Getty Images made an announcement that they will ban all images that have been substantially Photoshopped in order to make models look thinner or larger.
You can expect to see the change to be written into the contract of any photographer contributing work to the Getty Images database as of October 1, 2017.
On September 15th, model and actress, Emily Ratajkowski, took it to Instagram to call out the French publication/magazine, Madame Figaro, for allegedly retouching her breasts and lips for its cover shoot.
“Everyone is uniquely beautiful in their own ways. We all have insecurities about the things that make us different from a typical ideal of beauty. I hope the fashion industry will finally learn to stop trying to stifle the things that make us unique and instead begin to celebrate individuality.”

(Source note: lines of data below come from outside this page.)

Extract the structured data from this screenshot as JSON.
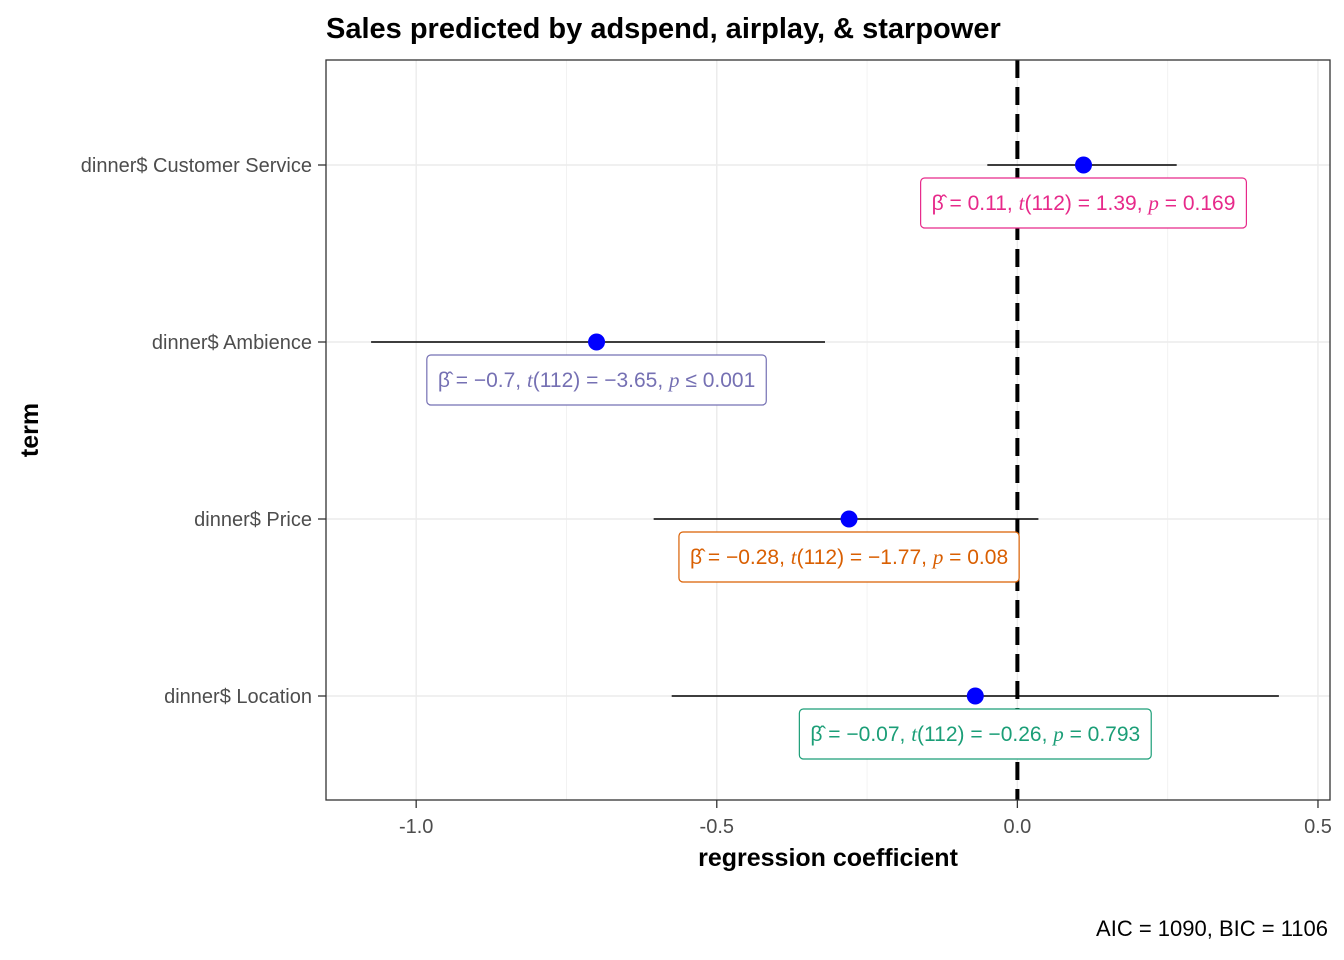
{
  "chart_data": {
    "type": "scatter",
    "title": "Sales predicted by adspend, airplay, & starpower",
    "xlabel": "regression coefficient",
    "ylabel": "term",
    "caption": "AIC = 1090, BIC = 1106",
    "xlim": [
      -1.15,
      0.52
    ],
    "x_ticks": [
      -1.0,
      -0.5,
      0.0,
      0.5
    ],
    "x_tick_labels": [
      "-1.0",
      "-0.5",
      "0.0",
      "0.5"
    ],
    "reference_line": 0,
    "grid": true,
    "terms": [
      {
        "term": "dinner$ Customer Service",
        "estimate": 0.11,
        "conf_low": -0.05,
        "conf_high": 0.265,
        "label_parts": [
          "β̂ = 0.11, ",
          "t",
          "(112) = 1.39, ",
          "p",
          " = 0.169"
        ],
        "color": "#e7298a"
      },
      {
        "term": "dinner$ Ambience",
        "estimate": -0.7,
        "conf_low": -1.075,
        "conf_high": -0.32,
        "label_parts": [
          "β̂ = −0.7, ",
          "t",
          "(112) = −3.65, ",
          "p",
          " ≤ 0.001"
        ],
        "color": "#7570b3"
      },
      {
        "term": "dinner$ Price",
        "estimate": -0.28,
        "conf_low": -0.605,
        "conf_high": 0.035,
        "label_parts": [
          "β̂ = −0.28, ",
          "t",
          "(112) = −1.77, ",
          "p",
          " = 0.08"
        ],
        "color": "#d95f02"
      },
      {
        "term": "dinner$ Location",
        "estimate": -0.07,
        "conf_low": -0.575,
        "conf_high": 0.435,
        "label_parts": [
          "β̂ = −0.07, ",
          "t",
          "(112) = −0.26, ",
          "p",
          " = 0.793"
        ],
        "color": "#1b9e77"
      }
    ],
    "point_color": "#0000ff"
  }
}
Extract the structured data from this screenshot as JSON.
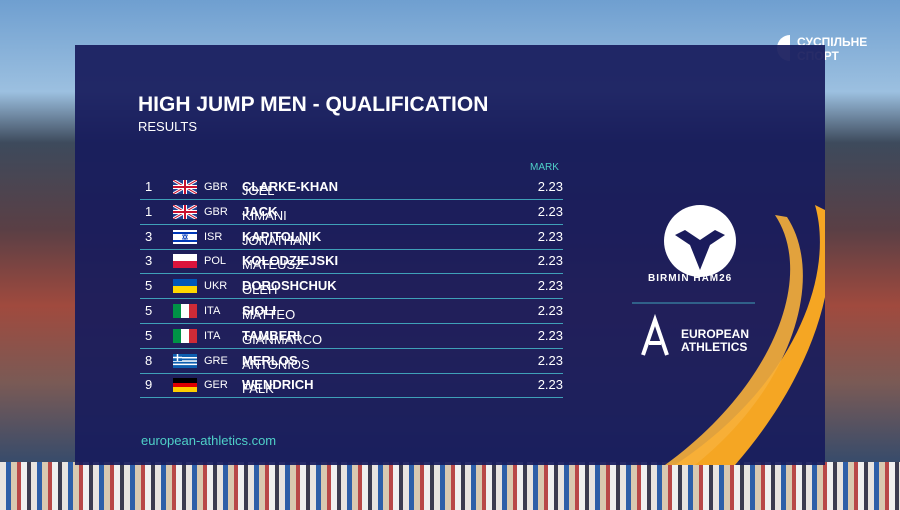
{
  "broadcaster": {
    "line1": "СУСПІЛЬНЕ",
    "line2": "СПОРТ"
  },
  "header": {
    "title": "HIGH JUMP MEN - QUALIFICATION",
    "subtitle": "RESULTS"
  },
  "table": {
    "column_header": "MARK",
    "rows": [
      [
        "1",
        "GBR",
        "JOEL",
        "CLARKE-KHAN",
        "2.23"
      ],
      [
        "1",
        "GBR",
        "KIMANI",
        "JACK",
        "2.23"
      ],
      [
        "3",
        "ISR",
        "JONATHAN",
        "KAPITOLNIK",
        "2.23"
      ],
      [
        "3",
        "POL",
        "MATEUSZ",
        "KOLODZIEJSKI",
        "2.23"
      ],
      [
        "5",
        "UKR",
        "OLEH",
        "DOROSHCHUK",
        "2.23"
      ],
      [
        "5",
        "ITA",
        "MATTEO",
        "SIOLI",
        "2.23"
      ],
      [
        "5",
        "ITA",
        "GIANMARCO",
        "TAMBERI",
        "2.23"
      ],
      [
        "8",
        "GRE",
        "ANTONIOS",
        "MERLOS",
        "2.23"
      ],
      [
        "9",
        "GER",
        "FALK",
        "WENDRICH",
        "2.23"
      ]
    ]
  },
  "footer": {
    "website": "european-athletics.com"
  },
  "logos": {
    "event_part1": "BIRMIN",
    "event_part2": "HAM26",
    "org_line1": "EUROPEAN",
    "org_line2": "ATHLETICS"
  }
}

In a statement released on its website, Getty acknowledges that:
“our perceptions of what is possible are often shaped by what we see: positive imagery can have direct impact on fighting stereotypes, creating tolerance, and empowering communities to feel represented in society.”
The agency does however clarify that “minor retouching” is acceptable, as the new policy only applies to body shape manipulation.
Here is what is considered “minor retouching”:
- skin blemishes
- hair color
- or “nose shape”
You can expect these changes to also apply to iStock as well, which is owned by Getty.
Note: The policy change coincides with a new French law that requires all magazine publishers to disclose whether their images have been retouched to change a model’s body.